Mayor calls alleged election fundraising issues 'extremely troubling,' official complaint launched

Calgary's current mayor says the allegations levelled against the campaign for a candidate hoping to replace him are "deeply troubling" if true as the city's election nears. There are accusations that Jeff Davison's mayoral campaign coordinated with a third-party advertiser (TPA) in hosting a golf tournament fundraiser.

An official complaint has now been launched with Elections Alberta against Davison's team.

"These allegations, if true, are extremely troubling," Mayor Naheed Nenshi said.

"They are a violation of the spirit of the law as well as potentially a violation of the law itself."

Email invites to a golf tournament were sent out earlier this month by a TPA called Calgary Tomorrow. It asked for individuals and companies to sign up for the event and pledge to sponsor the fundraiser. A $10,000 'Title Sponsor' package includes the opportunity to "ask Jeff Davison questions in Q&A at (the) event," while a $5,000 package includes breakfast with Davison on the day of the tournament.

According to the Local Authorities Election Act, campaigns are not allowed to accept money from corporations or unions. TPAs are allowed, the act states, but those groups are not allowed to coordinate with campaigns to accept corporate and union donations on their behalf.

At the bottom of the golf tournament invite, it states that the "Proceeds from the tournament will be used to conduct election advertising in support of Jeff Davison’s run for mayor."

"The reason we'd be concerned about cooperation between a campaign and a third party advertiser is the worry that the campaign is using this as a way to get around the ban on corporate or union contributions," said Lisa Young, a political scientist with the University of Calgary.

"One of the things that worried me is the idea that the third party that was inviting to the golf tournament was offering that, for a $10,000 contribution, you could be the person or the group that's offering the questions of the candidate.
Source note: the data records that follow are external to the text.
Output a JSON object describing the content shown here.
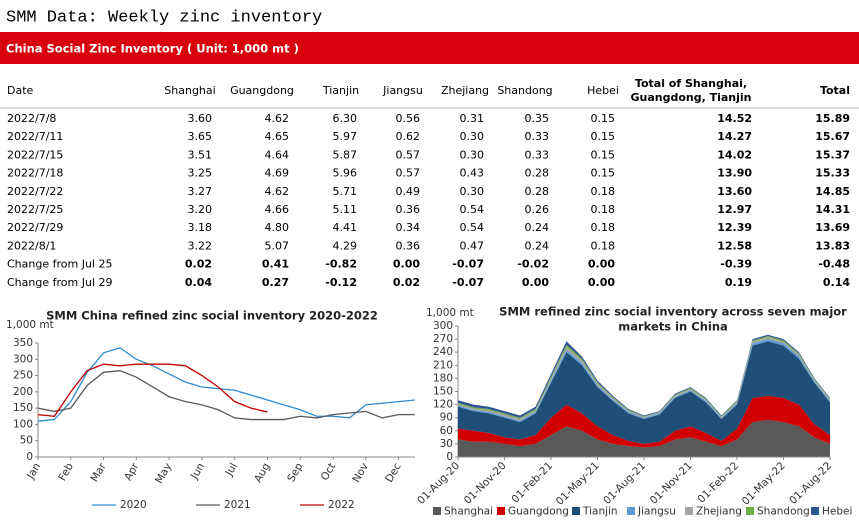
{
  "header": {
    "title": "SMM Data: Weekly zinc inventory",
    "banner": "China Social Zinc Inventory ( Unit: 1,000 mt )"
  },
  "table": {
    "columns": [
      "Date",
      "Shanghai",
      "Guangdong",
      "Tianjin",
      "Jiangsu",
      "Zhejiang",
      "Shandong",
      "Hebei",
      "Total of Shanghai,\nGuangdong, Tianjin",
      "Total"
    ],
    "rows": [
      [
        "2022/7/8",
        "3.60",
        "4.62",
        "6.30",
        "0.56",
        "0.31",
        "0.35",
        "0.15",
        "14.52",
        "15.89"
      ],
      [
        "2022/7/11",
        "3.65",
        "4.65",
        "5.97",
        "0.62",
        "0.30",
        "0.33",
        "0.15",
        "14.27",
        "15.67"
      ],
      [
        "2022/7/15",
        "3.51",
        "4.64",
        "5.87",
        "0.57",
        "0.30",
        "0.33",
        "0.15",
        "14.02",
        "15.37"
      ],
      [
        "2022/7/18",
        "3.25",
        "4.69",
        "5.96",
        "0.57",
        "0.43",
        "0.28",
        "0.15",
        "13.90",
        "15.33"
      ],
      [
        "2022/7/22",
        "3.27",
        "4.62",
        "5.71",
        "0.49",
        "0.30",
        "0.28",
        "0.18",
        "13.60",
        "14.85"
      ],
      [
        "2022/7/25",
        "3.20",
        "4.66",
        "5.11",
        "0.36",
        "0.54",
        "0.26",
        "0.18",
        "12.97",
        "14.31"
      ],
      [
        "2022/7/29",
        "3.18",
        "4.80",
        "4.41",
        "0.34",
        "0.54",
        "0.24",
        "0.18",
        "12.39",
        "13.69"
      ],
      [
        "2022/8/1",
        "3.22",
        "5.07",
        "4.29",
        "0.36",
        "0.47",
        "0.24",
        "0.18",
        "12.58",
        "13.83"
      ],
      [
        "Change from Jul 25",
        "0.02",
        "0.41",
        "-0.82",
        "0.00",
        "-0.07",
        "-0.02",
        "0.00",
        "-0.39",
        "-0.48"
      ],
      [
        "Change from Jul 29",
        "0.04",
        "0.27",
        "-0.12",
        "0.02",
        "-0.07",
        "0.00",
        "0.00",
        "0.19",
        "0.14"
      ]
    ]
  },
  "chart_data": [
    {
      "type": "line",
      "title": "SMM China refined zinc social inventory 2020-2022",
      "y_label": "1,000 mt",
      "categories": [
        "Jan",
        null,
        "Feb",
        null,
        "Mar",
        null,
        "Apr",
        null,
        "May",
        null,
        "Jun",
        null,
        "Jul",
        null,
        "Aug",
        null,
        "Sep",
        null,
        "Oct",
        null,
        "Nov",
        null,
        "Dec",
        null
      ],
      "ylim": [
        0,
        350
      ],
      "yticks": [
        0,
        50,
        100,
        150,
        200,
        250,
        300,
        350
      ],
      "series": [
        {
          "name": "2020",
          "color": "#2e8bd0",
          "values": [
            110,
            115,
            170,
            260,
            320,
            335,
            300,
            280,
            255,
            230,
            215,
            210,
            205,
            190,
            175,
            160,
            145,
            125,
            125,
            120,
            160,
            165,
            170,
            175
          ]
        },
        {
          "name": "2021",
          "color": "#595959",
          "values": [
            150,
            140,
            150,
            220,
            260,
            265,
            245,
            215,
            185,
            170,
            160,
            145,
            120,
            115,
            115,
            115,
            125,
            120,
            130,
            135,
            140,
            120,
            130,
            130
          ]
        },
        {
          "name": "2022",
          "color": "#c00000",
          "values": [
            130,
            125,
            200,
            265,
            285,
            280,
            285,
            285,
            285,
            280,
            250,
            215,
            170,
            150,
            138,
            null,
            null,
            null,
            null,
            null,
            null,
            null,
            null,
            null
          ]
        }
      ]
    },
    {
      "type": "stacked_area",
      "title": [
        "SMM refined zinc social inventory across seven major",
        "markets in China"
      ],
      "y_label": "1,000 mt",
      "categories": [
        "01-Aug-20",
        null,
        null,
        "01-Nov-20",
        null,
        null,
        "01-Feb-21",
        null,
        null,
        "01-May-21",
        null,
        null,
        "01-Aug-21",
        null,
        null,
        "01-Nov-21",
        null,
        null,
        "01-Feb-22",
        null,
        null,
        "01-May-22",
        null,
        null,
        "01-Aug-22"
      ],
      "ylim": [
        0,
        300
      ],
      "yticks": [
        0,
        30,
        60,
        90,
        120,
        150,
        180,
        210,
        240,
        270,
        300
      ],
      "series": [
        {
          "name": "Shanghai",
          "color": "#595959",
          "values": [
            40,
            35,
            35,
            30,
            25,
            30,
            50,
            70,
            60,
            40,
            30,
            25,
            22,
            25,
            40,
            45,
            35,
            25,
            40,
            80,
            85,
            80,
            70,
            45,
            30
          ]
        },
        {
          "name": "Guangdong",
          "color": "#d00000",
          "values": [
            25,
            25,
            20,
            15,
            15,
            20,
            40,
            50,
            40,
            30,
            20,
            12,
            8,
            10,
            20,
            25,
            20,
            12,
            25,
            55,
            55,
            55,
            50,
            30,
            20
          ]
        },
        {
          "name": "Tianjin",
          "color": "#1f4e79",
          "values": [
            50,
            45,
            45,
            45,
            40,
            50,
            80,
            120,
            110,
            90,
            78,
            63,
            57,
            62,
            75,
            80,
            70,
            50,
            55,
            120,
            125,
            120,
            105,
            95,
            75
          ]
        },
        {
          "name": "Jiangsu",
          "color": "#5b9bd5",
          "values": [
            3,
            3,
            3,
            3,
            3,
            3,
            4,
            5,
            5,
            4,
            3,
            3,
            3,
            3,
            3,
            3,
            3,
            2,
            3,
            5,
            5,
            5,
            5,
            3,
            3
          ]
        },
        {
          "name": "Zhejiang",
          "color": "#a5a5a5",
          "values": [
            3,
            3,
            4,
            4,
            4,
            4,
            6,
            7,
            6,
            4,
            4,
            3,
            2,
            2,
            3,
            3,
            3,
            2,
            3,
            4,
            4,
            4,
            4,
            3,
            3
          ]
        },
        {
          "name": "Shandong",
          "color": "#70ad47",
          "values": [
            3,
            3,
            3,
            3,
            3,
            3,
            4,
            5,
            4,
            3,
            2,
            2,
            1,
            1,
            2,
            2,
            2,
            2,
            2,
            3,
            3,
            3,
            3,
            2,
            2
          ]
        },
        {
          "name": "Hebei",
          "color": "#2f5597",
          "values": [
            6,
            6,
            5,
            5,
            5,
            5,
            6,
            8,
            5,
            4,
            3,
            2,
            2,
            2,
            2,
            2,
            2,
            2,
            2,
            3,
            3,
            3,
            3,
            2,
            2
          ]
        }
      ]
    }
  ]
}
That suggested that the candidate was going to be there," Young said.

Davison's campaign did not respond to a request from CTV News for an interview or statement.


Jan Damery, another mayoral candidate in the upcoming municipal election, filed the complaint to Elections Alberta last week.

"We were seeing on distribution lists that were widely public what appeared to be a violation of campaign rules," Damery said.

"It's about trust, it's about integrity and it's about leadership -- and I'm really questioning the leadership of this campaign and this councillor," she said.

Elections Alberta does not publicly comment on investigations it may or may not be conducting.